William Slocum has been invited by the company and has agreed to serve as a nominee for election to the company’s board at the 2021 annual meeting, Inclusive Capital, called InCap, said in a regulatory filing on Monday.
It is the second InCap board appointment in a day after ExxonMobil said earlier it had tapped Jeffrey Ubben, InCap’s co-founder, as a director amid fresh pressure from investors for it to focus more on clean energy and improve its financial performance.
The regulatory filing announcing Slocum’s directorship also said that InCap raised its ownership stake in Strategic Education, valued at $2.1 billion, to 6.14% from 5.65%. InCap is Strategic Education’s fourth largest owner.
InCap bought 121,784 shares on December 31, February 26 and March 1, when the stock traded between $87.79 and $95.17 a share, the filing said. In the last 52 weeks the stock has lost 41.31% and it closed trading at $86.49, having lost 4.87%.
While Slocum’s move attracted less notice than Ubben’s, it is noteworthy at a time InCap is building its credentials as a new firm and seeks to raise as much as $8 billion in capital for a new portfolio.

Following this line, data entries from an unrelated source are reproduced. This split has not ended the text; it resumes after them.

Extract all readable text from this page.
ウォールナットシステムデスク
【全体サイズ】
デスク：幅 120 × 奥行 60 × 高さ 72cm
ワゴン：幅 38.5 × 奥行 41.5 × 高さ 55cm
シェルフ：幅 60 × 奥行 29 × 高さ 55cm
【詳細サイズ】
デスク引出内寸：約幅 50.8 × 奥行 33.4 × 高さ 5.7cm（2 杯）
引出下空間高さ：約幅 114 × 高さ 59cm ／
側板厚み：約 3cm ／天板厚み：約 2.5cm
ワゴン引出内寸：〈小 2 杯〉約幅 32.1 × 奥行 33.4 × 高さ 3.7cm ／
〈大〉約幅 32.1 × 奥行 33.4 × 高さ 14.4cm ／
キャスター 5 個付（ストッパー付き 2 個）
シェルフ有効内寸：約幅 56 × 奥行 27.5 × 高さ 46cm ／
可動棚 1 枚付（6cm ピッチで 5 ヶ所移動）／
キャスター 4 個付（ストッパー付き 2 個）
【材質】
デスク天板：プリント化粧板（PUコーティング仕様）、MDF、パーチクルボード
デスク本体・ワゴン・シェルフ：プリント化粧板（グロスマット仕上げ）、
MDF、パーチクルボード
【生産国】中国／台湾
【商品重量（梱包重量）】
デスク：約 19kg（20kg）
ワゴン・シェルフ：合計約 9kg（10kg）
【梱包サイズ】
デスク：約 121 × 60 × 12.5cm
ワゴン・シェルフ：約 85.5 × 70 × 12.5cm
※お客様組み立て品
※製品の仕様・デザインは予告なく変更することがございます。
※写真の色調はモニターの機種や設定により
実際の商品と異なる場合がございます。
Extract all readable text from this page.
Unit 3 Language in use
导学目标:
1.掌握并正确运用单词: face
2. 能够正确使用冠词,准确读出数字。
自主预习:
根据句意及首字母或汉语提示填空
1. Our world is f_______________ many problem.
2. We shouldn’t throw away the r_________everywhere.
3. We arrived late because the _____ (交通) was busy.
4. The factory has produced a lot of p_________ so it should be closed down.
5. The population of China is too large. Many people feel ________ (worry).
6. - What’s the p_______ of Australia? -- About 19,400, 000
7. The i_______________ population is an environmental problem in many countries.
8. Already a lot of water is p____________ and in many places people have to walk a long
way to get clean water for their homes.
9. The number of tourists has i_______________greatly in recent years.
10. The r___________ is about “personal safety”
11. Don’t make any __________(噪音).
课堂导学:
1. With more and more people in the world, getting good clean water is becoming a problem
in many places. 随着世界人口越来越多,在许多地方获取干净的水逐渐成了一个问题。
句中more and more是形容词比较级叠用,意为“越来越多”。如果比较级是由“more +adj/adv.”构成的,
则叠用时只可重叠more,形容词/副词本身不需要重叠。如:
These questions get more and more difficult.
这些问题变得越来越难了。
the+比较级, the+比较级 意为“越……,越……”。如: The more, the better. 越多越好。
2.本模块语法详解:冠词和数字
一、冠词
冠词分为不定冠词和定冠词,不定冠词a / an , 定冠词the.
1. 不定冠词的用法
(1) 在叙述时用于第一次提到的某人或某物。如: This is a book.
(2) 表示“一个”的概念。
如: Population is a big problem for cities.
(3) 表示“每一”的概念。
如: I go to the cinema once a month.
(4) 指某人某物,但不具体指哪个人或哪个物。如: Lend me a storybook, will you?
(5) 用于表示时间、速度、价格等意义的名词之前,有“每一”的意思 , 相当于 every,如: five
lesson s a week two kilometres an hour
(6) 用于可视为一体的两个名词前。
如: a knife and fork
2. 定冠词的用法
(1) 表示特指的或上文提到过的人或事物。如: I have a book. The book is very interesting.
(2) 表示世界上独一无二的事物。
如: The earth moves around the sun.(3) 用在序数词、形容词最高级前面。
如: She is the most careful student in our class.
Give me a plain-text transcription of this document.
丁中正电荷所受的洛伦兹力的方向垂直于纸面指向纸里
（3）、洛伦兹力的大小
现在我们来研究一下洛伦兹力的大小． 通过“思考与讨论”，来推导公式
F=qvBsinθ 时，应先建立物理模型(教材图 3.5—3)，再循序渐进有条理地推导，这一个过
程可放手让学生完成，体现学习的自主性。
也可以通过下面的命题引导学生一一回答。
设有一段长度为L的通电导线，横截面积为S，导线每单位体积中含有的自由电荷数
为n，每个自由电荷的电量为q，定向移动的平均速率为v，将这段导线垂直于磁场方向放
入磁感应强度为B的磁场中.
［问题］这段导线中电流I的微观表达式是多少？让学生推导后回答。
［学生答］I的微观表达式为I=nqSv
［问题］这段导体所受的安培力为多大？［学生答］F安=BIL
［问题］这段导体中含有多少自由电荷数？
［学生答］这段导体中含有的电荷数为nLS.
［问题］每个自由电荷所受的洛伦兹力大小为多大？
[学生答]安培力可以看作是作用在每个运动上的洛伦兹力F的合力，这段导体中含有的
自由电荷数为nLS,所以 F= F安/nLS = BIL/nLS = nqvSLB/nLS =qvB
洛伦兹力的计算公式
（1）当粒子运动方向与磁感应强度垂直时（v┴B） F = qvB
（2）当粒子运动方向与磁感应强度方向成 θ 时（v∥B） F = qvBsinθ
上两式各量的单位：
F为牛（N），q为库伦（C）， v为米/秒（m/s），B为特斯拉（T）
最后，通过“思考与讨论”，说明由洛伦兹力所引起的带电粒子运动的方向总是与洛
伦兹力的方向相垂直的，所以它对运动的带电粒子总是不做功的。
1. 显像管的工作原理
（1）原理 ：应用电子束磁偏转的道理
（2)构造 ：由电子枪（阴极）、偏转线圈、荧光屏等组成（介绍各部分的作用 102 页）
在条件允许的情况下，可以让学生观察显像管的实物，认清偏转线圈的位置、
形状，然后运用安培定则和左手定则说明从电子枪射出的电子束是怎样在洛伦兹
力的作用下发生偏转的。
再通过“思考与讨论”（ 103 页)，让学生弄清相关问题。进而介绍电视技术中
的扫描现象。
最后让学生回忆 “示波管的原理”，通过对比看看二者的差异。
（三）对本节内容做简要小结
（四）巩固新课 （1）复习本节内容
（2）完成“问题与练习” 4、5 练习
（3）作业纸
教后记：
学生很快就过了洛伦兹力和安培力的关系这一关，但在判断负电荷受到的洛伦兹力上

Two decades ago, Ubben founded ValueAct Capital and shaped the firm’s reputation as a friendlier activist whose partners work collaboratively with management behind the scenes on boards ranging from Microsoft to AES. He left last year to found InCap.
Slocum and fellow partners Eva Zlotnicka and Sarah Farrell are being groomed as the next generation of leaders at InCap. Slocum worked with Ubben at ValueAct before moving to Golden Gate Capital from 2011 to 2020.